Zum Uraufführungs-Erfolg tragen auch Benedikt Eichhorns Kompositionen wie “Kampfszenen und Tanz”, “Dann kommt der Fahrradkurier” oder “Zwischen Bauch und Kopf liegt dein Herz” bei, munter am Flügel begleitet von Tobias Bartholomeß, der ganz rechts auf der Bühne platziert ist. Eichhorns Partitur besitzt einen hohen Grad an Ohrwurmcharakter und parodiert augenzwinkernd das Genre.

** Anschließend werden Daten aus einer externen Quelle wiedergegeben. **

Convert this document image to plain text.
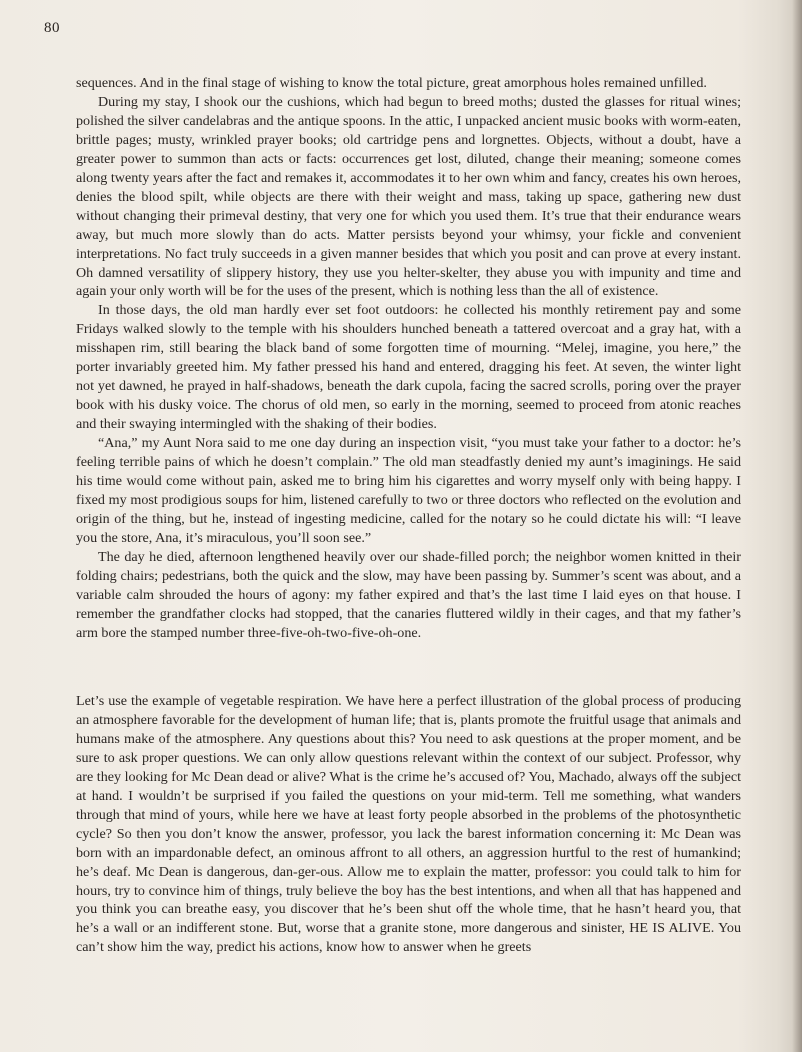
80

sequences. And in the final stage of wishing to know the total picture, great amorphous holes remained unfilled.

During my stay, I shook our the cushions, which had begun to breed moths; dusted the glasses for ritual wines; polished the silver candelabras and the antique spoons. In the attic, I unpacked ancient music books with worm-eaten, brittle pages; musty, wrinkled prayer books; old cartridge pens and lorgnettes. Objects, without a doubt, have a greater power to summon than acts or facts: occurrences get lost, diluted, change their meaning; someone comes along twenty years after the fact and remakes it, accommodates it to her own whim and fancy, creates his own heroes, denies the blood spilt, while objects are there with their weight and mass, taking up space, gathering new dust without changing their primeval destiny, that very one for which you used them. It’s true that their endurance wears away, but much more slowly than do acts. Matter persists beyond your whimsy, your fickle and convenient interpretations. No fact truly succeeds in a given manner besides that which you posit and can prove at every instant. Oh damned versatility of slippery history, they use you helter-skelter, they abuse you with impunity and time and again your only worth will be for the uses of the present, which is nothing less than the all of existence.

In those days, the old man hardly ever set foot outdoors: he collected his monthly retirement pay and some Fridays walked slowly to the temple with his shoulders hunched beneath a tattered overcoat and a gray hat, with a misshapen rim, still bearing the black band of some forgotten time of mourning. “Melej, imagine, you here,” the porter invariably greeted him. My father pressed his hand and entered, dragging his feet. At seven, the winter light not yet dawned, he prayed in half-shadows, beneath the dark cupola, facing the sacred scrolls, poring over the prayer book with his dusky voice. The chorus of old men, so early in the morning, seemed to proceed from atonic reaches and their swaying intermingled with the shaking of their bodies.

“Ana,” my Aunt Nora said to me one day during an inspection visit, “you must take your father to a doctor: he’s feeling terrible pains of which he doesn’t complain.” The old man steadfastly denied my aunt’s imaginings. He said his time would come without pain, asked me to bring him his cigarettes and worry myself only with being happy. I fixed my most prodigious soups for him, listened carefully to two or three doctors who reflected on the evolution and origin of the thing, but he, instead of ingesting medicine, called for the notary so he could dictate his will: “I leave you the store, Ana, it’s miraculous, you’ll soon see.”

The day he died, afternoon lengthened heavily over our shade-filled porch; the neighbor women knitted in their folding chairs; pedestrians, both the quick and the slow, may have been passing by. Summer’s scent was about, and a variable calm shrouded the hours of agony: my father expired and that’s the last time I laid eyes on that house. I remember the grandfather clocks had stopped, that the canaries fluttered wildly in their cages, and that my father’s arm bore the stamped number three-five-oh-two-five-oh-one.

Let’s use the example of vegetable respiration. We have here a perfect illustration of the global process of producing an atmosphere favorable for the development of human life; that is, plants promote the fruitful usage that animals and humans make of the atmosphere. Any questions about this? You need to ask questions at the proper moment, and be sure to ask proper questions. We can only allow questions relevant within the context of our subject. Professor, why are they looking for Mc Dean dead or alive? What is the crime he’s accused of? You, Machado, always off the subject at hand. I wouldn’t be surprised if you failed the questions on your mid-term. Tell me something, what wanders through that mind of yours, while here we have at least forty people absorbed in the problems of the photosynthetic cycle? So then you don’t know the answer, professor, you lack the barest information concerning it: Mc Dean was born with an impardonable defect, an ominous affront to all others, an aggression hurtful to the rest of humankind; he’s deaf. Mc Dean is dangerous, dan-ger-ous. Allow me to explain the matter, professor: you could talk to him for hours, try to convince him of things, truly believe the boy has the best intentions, and when all that has happened and you think you can breathe easy, you discover that he’s been shut off the whole time, that he hasn’t heard you, that he’s a wall or an indifferent stone. But, worse that a granite stone, more dangerous and sinister, HE IS ALIVE. You can’t show him the way, predict his actions, know how to answer when he greets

Das ist keine auf Halde produzierte Dutzendware, sondern passgenaue, für das Stück komponierte musikalische Feinarbeit.
Das große Plus vom Cast liegt im Feintuning der liebevoll gezeichneten Charaktere von der tumben Zombie-Frau, über den kerligen Fahrradkurier bis hin zur mental unterdrückten Partnerin eines arroganten Bildungsbürgers. Isabelle Gensior, Thilo Prothmann, Alice Köfer und Christoph Keune spielen das einfach grandios und sind perfekt im komischen Timing bei der Platzierung von Gags. Mit klagend-tiefer Stimme beziehungsweise rundem Bariton
sind Gensior und Prothmann stimmlich auf den Punkt besetzt, allerdings ist bei Köfer und Keune noch Luft nach oben. Sie übertönt mit ihrem klassisch geschulten, hier oft sehr kreischig wirkenden Sopran ihre Kollegen, er verfügt zwar über eine solide Mittellage, kann Defizite bei hohen und vor allem tiefen Tönen jedoch kaum verbergen.
Das Stück wird beworben als “Zombie-Musical für Musical-Hasser und alle, die mit Zombies nichts anfangen können”. Die Vorstellung bewirkt nicht nur bei den handelnden Personen, sondern auch bei den Zuschauern im Saal genau das Gegenteil. Dieses aberwitzige Zombie-Musical dürfte aufgrund seiner Humor-Attacke selbst ein von sich selbst überzeugtes Bildungspublikum ausbremsen. Spaß macht es auf jeden Fall!